Prostate cancer is a common malignancy that has a heterogeneous etiology and a variable outcome. Nearly all prostatic adenocarcinoma results from androgen-dependent tumor promotion. However, the cause of prostate cancer initiation is not well understood and only a few of the target oncogenes activated during prostate cancer initiation have been identified. Prostate cancer risk is strongly influenced by family history. Several genetic loci have been found to cosegregate with prostate cancer occurrence in high-risk families. Some candidate oncogenes that map to these loci have been implicated by the identification of mutations in high-risk kindreds. However, the roles of the putative oncogene products in the biochemical pathways that mediate carcinogenesis remain obscure and their influence on cancer etiology has yet to be supported by gene targeting experiments in mice.

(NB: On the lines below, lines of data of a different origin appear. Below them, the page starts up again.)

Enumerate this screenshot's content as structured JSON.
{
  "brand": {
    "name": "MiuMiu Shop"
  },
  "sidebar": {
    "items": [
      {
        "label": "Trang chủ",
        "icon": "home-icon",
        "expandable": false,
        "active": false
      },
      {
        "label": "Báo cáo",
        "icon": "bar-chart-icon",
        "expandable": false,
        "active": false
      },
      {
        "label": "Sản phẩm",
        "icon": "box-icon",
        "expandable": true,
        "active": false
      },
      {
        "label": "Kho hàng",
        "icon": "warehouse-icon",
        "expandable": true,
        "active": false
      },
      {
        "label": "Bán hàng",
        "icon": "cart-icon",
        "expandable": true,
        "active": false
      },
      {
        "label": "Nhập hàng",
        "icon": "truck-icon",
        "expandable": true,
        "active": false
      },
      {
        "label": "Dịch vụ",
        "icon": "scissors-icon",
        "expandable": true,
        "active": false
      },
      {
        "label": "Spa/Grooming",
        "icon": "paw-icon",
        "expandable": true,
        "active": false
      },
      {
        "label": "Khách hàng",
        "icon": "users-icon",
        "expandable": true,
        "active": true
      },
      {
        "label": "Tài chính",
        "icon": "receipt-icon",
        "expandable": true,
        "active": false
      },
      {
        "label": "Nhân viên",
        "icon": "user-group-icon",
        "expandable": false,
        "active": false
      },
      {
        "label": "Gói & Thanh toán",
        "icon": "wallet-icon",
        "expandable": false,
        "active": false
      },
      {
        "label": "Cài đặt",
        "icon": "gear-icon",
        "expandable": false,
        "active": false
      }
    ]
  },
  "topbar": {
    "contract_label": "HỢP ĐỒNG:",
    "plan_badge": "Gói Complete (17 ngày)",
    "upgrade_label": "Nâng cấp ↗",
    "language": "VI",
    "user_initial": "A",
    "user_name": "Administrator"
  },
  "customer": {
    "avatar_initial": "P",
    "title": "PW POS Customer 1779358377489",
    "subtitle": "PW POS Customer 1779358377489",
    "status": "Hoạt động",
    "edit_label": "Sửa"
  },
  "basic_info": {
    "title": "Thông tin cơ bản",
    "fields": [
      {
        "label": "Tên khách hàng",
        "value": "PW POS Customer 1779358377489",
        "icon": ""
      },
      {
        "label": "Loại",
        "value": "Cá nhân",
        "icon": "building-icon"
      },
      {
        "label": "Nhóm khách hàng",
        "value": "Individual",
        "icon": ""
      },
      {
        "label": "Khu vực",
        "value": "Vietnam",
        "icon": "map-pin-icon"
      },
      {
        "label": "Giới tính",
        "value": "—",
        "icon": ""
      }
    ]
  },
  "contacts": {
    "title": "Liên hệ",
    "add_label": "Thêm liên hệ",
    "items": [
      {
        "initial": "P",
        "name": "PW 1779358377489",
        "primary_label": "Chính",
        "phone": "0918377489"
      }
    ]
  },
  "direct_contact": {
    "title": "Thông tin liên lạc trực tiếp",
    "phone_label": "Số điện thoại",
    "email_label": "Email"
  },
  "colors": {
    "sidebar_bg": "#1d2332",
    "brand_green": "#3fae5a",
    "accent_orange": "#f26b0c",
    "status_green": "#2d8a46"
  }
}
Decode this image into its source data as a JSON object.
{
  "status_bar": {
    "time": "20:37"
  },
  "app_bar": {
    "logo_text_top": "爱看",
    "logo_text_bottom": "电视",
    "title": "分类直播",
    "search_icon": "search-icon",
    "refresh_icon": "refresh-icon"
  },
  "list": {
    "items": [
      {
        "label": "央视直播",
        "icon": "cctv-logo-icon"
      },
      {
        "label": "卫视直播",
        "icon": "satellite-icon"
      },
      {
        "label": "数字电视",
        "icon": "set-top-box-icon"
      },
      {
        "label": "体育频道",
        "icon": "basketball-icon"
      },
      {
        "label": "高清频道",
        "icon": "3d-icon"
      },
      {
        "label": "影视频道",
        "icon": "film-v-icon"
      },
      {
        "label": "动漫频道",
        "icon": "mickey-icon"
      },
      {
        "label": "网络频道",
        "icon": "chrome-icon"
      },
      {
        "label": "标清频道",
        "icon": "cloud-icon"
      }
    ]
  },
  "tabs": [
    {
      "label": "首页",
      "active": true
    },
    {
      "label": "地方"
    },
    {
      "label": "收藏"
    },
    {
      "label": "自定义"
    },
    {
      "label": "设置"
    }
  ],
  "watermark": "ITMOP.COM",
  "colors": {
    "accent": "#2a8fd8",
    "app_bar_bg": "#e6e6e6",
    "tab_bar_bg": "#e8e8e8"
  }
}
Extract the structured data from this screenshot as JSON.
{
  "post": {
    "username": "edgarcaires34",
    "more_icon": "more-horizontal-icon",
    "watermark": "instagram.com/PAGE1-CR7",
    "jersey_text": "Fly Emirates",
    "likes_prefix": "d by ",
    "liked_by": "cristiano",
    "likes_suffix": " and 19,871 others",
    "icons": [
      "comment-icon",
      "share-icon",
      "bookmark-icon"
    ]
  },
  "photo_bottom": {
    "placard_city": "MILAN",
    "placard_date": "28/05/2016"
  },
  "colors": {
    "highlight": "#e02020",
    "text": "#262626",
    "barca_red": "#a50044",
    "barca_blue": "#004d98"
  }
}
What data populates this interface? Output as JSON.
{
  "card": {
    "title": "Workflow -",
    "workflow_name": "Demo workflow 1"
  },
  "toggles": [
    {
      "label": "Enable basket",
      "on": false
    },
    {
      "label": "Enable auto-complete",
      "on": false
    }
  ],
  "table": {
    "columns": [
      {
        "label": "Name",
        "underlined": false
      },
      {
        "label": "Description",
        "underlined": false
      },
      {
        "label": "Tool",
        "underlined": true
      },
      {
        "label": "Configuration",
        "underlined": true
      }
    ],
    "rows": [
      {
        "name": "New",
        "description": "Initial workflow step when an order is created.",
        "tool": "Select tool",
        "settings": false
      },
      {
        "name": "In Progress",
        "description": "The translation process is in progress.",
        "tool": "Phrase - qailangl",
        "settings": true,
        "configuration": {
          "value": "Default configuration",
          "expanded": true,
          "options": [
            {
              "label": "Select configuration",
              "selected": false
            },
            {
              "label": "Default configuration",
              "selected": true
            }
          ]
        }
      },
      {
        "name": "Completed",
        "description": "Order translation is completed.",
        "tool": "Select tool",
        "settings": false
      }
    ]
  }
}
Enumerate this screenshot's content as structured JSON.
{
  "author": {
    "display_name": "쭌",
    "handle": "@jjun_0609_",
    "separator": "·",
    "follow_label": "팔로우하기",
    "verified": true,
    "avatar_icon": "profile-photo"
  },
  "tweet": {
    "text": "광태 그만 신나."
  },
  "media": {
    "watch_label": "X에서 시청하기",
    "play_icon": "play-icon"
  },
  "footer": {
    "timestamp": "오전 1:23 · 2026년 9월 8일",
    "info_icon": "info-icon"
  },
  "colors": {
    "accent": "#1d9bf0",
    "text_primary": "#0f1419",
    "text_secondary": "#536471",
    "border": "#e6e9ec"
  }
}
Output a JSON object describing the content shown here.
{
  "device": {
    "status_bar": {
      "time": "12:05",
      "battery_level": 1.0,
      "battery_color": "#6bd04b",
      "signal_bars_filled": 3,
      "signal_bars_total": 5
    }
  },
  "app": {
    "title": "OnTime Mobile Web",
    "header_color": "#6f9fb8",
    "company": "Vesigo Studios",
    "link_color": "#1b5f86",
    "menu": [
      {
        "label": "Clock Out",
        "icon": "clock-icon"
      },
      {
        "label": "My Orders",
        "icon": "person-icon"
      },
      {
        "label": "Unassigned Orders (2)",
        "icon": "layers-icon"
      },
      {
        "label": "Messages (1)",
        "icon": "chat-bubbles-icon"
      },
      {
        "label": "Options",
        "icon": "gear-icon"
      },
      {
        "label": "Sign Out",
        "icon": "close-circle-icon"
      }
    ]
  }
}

Moreover, the genes that have been implicated in hereditary prostate cancers do not appear to be mutated in sporadic cancers. Karyotypic and loss of heterozygosity analysis of sporadic prostate cancers have identified 8p, 10q, and 17p as the loci most often disrupted. Candidate oncogenes have been identified at each of these regions. Additional genes with pathogenic significance in prostate cancer have been identified by analysis of cDNA microarrays comparing benign and malignant prostate tissue, by differential genetic analysis of benign and malignant prostatic epithelium, and by induction of experimental prostate cancer in genetically engineered mice.